There is another method to get the name other than pad walking or name passing. I used this method in the 11 year old
CGI::Ex::Dump module (looks like the POD for that module is rather lackluster - guess I should update it after 11 years). We've used a variant of this for some time.
Whenever we debug we also like to see the line location - once we have parsed for the line location it is trivial to open the code and look for that line and do a very barebones parse. Apologist notes: This may not be academically correct, but we don't care - we're debugging. The output will also not be right if the source file changes, or the debug line is too complex - but again I don't care about a perfect solution - I want a fast good enough solution.

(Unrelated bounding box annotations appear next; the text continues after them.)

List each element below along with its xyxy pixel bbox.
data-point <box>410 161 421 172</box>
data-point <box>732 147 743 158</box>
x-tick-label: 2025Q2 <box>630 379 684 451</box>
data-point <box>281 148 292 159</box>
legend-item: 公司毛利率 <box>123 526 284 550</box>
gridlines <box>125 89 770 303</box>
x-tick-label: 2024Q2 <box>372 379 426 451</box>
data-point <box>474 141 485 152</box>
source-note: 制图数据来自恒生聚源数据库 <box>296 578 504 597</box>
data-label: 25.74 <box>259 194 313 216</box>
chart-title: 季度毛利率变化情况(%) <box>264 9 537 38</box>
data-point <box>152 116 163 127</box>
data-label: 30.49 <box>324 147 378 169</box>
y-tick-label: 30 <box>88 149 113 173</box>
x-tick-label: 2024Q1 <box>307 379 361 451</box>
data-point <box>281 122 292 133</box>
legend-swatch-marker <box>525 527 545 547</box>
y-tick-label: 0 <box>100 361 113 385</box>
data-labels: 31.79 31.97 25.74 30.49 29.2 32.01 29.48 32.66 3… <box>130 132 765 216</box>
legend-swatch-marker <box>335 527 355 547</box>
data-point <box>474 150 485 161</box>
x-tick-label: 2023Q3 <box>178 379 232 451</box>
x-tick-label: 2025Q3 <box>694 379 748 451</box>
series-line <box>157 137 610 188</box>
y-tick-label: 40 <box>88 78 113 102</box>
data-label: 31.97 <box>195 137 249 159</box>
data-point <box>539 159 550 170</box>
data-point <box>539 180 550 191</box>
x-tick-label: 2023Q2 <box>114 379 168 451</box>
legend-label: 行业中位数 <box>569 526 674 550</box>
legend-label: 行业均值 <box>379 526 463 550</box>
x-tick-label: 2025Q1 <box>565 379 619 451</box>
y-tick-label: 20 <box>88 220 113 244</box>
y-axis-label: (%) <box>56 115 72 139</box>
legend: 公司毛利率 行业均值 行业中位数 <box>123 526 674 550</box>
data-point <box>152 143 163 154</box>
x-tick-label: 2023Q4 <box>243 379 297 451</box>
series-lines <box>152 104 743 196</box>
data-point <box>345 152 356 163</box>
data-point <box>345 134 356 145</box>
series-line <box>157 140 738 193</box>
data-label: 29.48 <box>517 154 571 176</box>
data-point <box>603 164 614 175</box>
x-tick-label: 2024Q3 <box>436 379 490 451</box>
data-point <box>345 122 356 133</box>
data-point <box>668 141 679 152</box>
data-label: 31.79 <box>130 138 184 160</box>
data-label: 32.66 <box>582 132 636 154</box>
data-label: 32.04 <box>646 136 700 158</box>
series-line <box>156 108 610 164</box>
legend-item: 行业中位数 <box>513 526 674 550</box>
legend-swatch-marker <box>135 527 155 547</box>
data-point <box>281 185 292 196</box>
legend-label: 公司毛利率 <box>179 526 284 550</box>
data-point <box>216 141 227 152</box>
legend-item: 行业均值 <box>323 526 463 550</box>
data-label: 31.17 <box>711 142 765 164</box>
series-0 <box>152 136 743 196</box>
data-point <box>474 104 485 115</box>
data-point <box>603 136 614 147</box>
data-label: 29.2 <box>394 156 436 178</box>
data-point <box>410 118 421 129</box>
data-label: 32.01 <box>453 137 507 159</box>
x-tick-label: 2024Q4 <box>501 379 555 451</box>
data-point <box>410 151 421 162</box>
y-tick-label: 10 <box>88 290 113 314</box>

Maybe someday we'll update it to a padwalker, but it is really rather trivial as it is. Here is a sample:
$ cat sample.pl
use strict;
use CGI::Ex::Dump qw(debug);
my $a = 123;
my @b = qw(1..10);
my $obj = bless {}, __PACKAGE__;
debug;
debug $a, \@b, $obj;
debug "Arbitrary String "x2;
debug {"a".."f"};
$ perl sample.pl
debug: sample.pl line 6
debug: sample.pl line 7
$a = 123;
\@b = [
"1..10"
];
$obj = bless( {}, 'main' );
debug: sample.pl line 8
String = "Arbitrary String Arbitrary String ";
debug: sample.pl line 9
{"a".."f"} = {
a => "b",
c => "d",
e => "f"
};
The actual dumping is done by Data::Dumper, so setting all Data::Dumper options will control the output. It should be easy enough to replace the output with Data::Dump, or Data::Dumper::Simple, or even JSON or YAML, or any of the other 100 ways to dump out data. We used Data::Dumper because 11 years ago it was what there was.
Internally we use a variation of this codebase called simply "Debug". By default debug goes to STDOUT, but we have variants called debug_warn that goes to STDERR and a debug_dlog variant that will go directly to our perl based system logger.